神桜として崇められていた桜の木は伐採され、枢の元に運ばれて一年が経ち、乾燥が終わろうとしていた。
神桜があった場所には、伐採したあとの切り株だけが残っていた。
枢は悩んでいた。
父も、そして祖父も携われなかったお役目に今取り掛かろうとしているのに、迷いがあった。
枢の村では、山を登った所にある小さな祠に山神様の像を御神体として祀っていた。
御神体は代々、御神木の桜が寿命を迎えるとその木を使い、村の木工職人が新しい山神様を彫って奉納するのが習わしだ。
今の山神様を奉納したのはいつの頃だったのだろうか。桜の木の寿命が百年というのだから、その位昔ということだ。
つまり父も、祖父も、そして曾祖父も、山神様を彫るための修業はしてきたが、結局その役目を果たせずに亡くなっていった。

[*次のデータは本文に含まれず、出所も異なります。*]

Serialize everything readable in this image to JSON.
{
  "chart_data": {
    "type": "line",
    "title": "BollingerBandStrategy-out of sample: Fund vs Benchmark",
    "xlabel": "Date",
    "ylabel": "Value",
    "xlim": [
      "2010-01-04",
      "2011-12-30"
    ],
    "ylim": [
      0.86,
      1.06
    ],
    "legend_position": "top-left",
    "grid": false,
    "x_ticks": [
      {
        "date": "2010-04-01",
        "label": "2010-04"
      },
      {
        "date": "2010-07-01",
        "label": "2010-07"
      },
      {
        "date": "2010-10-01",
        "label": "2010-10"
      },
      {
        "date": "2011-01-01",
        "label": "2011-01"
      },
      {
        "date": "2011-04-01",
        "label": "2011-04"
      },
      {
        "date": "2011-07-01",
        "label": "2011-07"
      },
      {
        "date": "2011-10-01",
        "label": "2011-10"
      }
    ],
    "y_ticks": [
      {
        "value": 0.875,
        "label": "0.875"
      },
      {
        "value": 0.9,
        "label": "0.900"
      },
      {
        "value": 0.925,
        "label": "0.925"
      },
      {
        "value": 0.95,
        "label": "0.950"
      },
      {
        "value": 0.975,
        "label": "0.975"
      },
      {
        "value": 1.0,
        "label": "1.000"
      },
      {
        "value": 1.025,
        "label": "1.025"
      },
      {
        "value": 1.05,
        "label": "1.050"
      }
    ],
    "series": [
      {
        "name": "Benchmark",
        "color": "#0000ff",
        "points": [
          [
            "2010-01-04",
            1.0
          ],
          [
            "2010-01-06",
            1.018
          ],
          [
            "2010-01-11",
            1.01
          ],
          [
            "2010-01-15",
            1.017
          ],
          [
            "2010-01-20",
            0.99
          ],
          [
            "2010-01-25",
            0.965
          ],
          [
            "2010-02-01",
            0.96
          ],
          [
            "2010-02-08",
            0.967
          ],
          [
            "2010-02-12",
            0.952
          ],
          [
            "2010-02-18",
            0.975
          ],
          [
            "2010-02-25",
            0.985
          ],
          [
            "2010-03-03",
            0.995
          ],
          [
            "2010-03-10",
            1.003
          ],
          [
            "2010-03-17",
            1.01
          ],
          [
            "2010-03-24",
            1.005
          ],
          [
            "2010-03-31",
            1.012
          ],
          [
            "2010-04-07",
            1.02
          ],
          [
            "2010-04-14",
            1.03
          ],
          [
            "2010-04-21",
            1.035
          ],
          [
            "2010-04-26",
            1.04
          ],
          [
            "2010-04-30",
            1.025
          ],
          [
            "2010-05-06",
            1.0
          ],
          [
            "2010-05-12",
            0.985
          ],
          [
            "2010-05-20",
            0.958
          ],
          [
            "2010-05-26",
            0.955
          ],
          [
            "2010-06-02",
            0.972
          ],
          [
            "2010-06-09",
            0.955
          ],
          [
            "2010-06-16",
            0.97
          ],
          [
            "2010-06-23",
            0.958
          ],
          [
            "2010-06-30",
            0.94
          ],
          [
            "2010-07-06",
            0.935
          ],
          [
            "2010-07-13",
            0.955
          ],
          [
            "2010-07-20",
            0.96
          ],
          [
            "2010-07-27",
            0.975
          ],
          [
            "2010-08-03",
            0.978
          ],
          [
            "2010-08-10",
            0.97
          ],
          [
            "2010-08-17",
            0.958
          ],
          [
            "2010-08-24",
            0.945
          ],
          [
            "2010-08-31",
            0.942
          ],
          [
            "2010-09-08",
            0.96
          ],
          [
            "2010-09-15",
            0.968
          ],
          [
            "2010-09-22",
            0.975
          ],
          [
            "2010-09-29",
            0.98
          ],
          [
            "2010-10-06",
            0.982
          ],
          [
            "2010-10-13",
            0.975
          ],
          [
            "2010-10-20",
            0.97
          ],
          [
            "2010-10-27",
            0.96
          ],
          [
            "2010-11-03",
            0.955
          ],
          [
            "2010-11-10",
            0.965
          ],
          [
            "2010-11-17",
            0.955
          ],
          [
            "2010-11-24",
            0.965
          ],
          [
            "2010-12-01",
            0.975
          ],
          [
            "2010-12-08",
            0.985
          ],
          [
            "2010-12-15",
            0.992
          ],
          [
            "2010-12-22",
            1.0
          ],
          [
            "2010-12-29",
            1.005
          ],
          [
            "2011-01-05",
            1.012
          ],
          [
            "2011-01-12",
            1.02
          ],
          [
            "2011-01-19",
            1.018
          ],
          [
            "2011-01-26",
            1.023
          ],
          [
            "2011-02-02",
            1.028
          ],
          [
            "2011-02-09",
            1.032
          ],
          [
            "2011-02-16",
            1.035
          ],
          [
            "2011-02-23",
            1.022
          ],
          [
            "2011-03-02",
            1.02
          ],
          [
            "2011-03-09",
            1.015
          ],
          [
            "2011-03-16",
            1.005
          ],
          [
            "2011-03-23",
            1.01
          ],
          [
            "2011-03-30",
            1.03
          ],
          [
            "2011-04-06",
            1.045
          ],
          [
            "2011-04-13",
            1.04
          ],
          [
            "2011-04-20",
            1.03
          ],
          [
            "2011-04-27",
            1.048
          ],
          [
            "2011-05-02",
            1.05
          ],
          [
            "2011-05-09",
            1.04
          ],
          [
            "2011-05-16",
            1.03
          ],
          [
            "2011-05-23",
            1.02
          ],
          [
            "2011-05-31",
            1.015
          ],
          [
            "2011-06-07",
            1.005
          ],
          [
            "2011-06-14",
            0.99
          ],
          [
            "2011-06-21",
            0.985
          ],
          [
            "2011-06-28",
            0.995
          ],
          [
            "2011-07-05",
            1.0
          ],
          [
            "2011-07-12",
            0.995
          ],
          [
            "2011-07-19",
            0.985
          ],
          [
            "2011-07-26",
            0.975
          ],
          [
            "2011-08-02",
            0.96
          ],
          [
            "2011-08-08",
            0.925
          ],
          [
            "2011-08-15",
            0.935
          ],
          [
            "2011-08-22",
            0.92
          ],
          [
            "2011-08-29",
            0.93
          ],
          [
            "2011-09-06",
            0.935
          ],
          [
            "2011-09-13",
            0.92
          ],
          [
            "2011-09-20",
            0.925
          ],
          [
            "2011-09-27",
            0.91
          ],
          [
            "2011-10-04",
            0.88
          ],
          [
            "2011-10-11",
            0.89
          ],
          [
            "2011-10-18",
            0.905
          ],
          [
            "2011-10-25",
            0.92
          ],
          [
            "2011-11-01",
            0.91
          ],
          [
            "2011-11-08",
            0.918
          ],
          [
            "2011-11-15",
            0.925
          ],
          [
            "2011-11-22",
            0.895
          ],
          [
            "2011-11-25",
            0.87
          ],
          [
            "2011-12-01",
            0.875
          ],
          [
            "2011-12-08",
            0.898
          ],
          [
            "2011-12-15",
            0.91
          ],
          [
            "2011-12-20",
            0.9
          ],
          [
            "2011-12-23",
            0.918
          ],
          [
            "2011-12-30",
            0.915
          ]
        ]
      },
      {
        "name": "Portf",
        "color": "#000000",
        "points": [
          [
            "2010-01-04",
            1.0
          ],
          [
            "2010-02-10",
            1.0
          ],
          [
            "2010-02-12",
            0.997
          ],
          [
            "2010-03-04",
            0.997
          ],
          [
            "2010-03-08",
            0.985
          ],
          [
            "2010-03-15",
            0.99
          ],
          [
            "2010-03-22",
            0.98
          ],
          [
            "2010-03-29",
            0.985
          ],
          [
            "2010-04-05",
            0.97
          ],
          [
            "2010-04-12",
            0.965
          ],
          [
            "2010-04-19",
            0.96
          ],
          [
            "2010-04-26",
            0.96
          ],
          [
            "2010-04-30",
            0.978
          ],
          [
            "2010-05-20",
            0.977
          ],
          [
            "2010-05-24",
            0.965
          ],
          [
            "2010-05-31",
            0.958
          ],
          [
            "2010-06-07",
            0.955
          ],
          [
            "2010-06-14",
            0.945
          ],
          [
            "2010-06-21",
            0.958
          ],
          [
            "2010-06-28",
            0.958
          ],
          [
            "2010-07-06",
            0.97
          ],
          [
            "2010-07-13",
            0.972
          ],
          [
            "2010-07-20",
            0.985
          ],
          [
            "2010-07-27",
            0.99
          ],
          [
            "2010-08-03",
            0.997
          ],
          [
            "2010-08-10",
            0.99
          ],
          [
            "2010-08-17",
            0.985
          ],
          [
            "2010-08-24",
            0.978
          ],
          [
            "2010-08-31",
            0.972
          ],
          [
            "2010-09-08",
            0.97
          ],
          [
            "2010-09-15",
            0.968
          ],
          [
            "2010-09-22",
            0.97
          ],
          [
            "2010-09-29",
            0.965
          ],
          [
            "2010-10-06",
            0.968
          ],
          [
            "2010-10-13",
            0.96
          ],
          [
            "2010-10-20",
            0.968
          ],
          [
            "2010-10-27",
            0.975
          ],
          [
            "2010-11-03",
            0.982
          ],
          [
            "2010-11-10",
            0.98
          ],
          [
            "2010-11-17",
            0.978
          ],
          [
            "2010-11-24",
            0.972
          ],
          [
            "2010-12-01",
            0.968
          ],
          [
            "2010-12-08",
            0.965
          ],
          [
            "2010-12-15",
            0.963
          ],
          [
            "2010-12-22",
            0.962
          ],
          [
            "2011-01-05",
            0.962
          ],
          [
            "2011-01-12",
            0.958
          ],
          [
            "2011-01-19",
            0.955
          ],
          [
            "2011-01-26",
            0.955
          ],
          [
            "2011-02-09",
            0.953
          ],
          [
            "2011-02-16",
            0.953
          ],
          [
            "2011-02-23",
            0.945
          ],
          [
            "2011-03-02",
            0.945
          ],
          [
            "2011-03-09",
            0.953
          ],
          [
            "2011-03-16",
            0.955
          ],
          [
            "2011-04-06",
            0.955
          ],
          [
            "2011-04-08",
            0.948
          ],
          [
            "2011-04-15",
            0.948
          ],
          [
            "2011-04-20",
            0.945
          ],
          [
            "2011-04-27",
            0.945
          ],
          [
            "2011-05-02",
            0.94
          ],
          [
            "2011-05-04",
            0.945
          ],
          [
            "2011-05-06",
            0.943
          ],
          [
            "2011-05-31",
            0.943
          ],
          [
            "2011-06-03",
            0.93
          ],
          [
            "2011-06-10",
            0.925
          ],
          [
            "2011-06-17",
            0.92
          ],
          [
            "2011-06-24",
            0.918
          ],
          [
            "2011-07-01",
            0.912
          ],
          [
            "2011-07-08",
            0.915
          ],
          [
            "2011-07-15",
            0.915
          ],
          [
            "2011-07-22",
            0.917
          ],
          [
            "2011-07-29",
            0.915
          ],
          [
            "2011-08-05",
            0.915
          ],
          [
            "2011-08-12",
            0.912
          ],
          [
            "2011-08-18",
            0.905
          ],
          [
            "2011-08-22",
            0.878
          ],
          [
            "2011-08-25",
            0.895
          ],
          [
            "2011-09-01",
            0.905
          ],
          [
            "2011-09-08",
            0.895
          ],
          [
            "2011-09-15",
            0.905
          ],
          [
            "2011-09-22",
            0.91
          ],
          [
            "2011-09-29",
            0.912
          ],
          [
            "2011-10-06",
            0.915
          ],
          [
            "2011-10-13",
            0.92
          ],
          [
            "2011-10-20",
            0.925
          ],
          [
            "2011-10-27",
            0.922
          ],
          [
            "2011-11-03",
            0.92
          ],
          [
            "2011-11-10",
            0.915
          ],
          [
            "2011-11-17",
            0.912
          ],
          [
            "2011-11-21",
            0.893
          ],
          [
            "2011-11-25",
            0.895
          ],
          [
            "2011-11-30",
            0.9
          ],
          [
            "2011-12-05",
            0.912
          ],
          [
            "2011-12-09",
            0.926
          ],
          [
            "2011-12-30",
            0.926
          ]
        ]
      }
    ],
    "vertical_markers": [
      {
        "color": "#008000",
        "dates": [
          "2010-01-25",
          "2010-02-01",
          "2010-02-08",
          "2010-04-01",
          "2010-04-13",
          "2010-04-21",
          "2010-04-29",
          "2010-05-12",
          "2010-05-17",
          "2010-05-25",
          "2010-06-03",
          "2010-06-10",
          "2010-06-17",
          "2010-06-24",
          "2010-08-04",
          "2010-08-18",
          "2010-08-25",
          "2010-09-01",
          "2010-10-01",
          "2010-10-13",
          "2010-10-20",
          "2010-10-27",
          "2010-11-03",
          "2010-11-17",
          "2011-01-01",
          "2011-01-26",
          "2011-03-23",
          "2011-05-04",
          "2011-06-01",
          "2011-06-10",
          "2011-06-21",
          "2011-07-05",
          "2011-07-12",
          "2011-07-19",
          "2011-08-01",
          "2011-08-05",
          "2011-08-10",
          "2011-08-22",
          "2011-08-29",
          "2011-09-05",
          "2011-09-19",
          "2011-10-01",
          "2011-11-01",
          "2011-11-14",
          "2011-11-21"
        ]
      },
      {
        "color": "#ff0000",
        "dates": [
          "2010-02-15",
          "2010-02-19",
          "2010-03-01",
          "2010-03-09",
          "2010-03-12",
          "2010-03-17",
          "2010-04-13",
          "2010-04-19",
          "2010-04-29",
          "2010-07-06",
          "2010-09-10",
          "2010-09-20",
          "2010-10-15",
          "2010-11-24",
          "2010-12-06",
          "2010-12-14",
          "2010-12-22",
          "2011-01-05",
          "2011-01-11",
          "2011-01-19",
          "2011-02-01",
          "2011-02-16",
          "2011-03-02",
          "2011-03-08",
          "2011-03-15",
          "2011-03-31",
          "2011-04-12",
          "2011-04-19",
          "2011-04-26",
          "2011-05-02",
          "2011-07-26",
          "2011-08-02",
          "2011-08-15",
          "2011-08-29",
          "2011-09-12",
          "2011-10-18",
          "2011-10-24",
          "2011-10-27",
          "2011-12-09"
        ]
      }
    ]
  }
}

ようやっと枢の代になって、そのお役目が回ってきたのだ。木工職人として、それはとても名誉なことだ。
しかし……。
枢には、山神様の姿が思い浮かばなかった。
今、祠にある山神様のお姿を拝めれば何か手掛かりが得られるかもしれないが、今の山神様に自分が対面できるのはこの夏、新しい山神様を奉納する時だけだ。
だからどんなお姿なのか、どのように彫ればいいのか、まったく見当がつかないまま取り掛からねばならなかった。
家にかつての山神様の下絵がないかと探してみたが、そうしたものは一切残っていなかった。
迷い悩んだ枢は、かつてそこにあった神桜を思い浮かべて、切り株の前に座す日々が多くなっていた。
「ちょっ、ちょいと、そこの兄さん」
後ろから声がかかり、振り向くと一人の女がこちらに足を引きずりながら近づいてきた。
「助けておくれ」
そう言うと、女は枢の前に倒れ込んだ。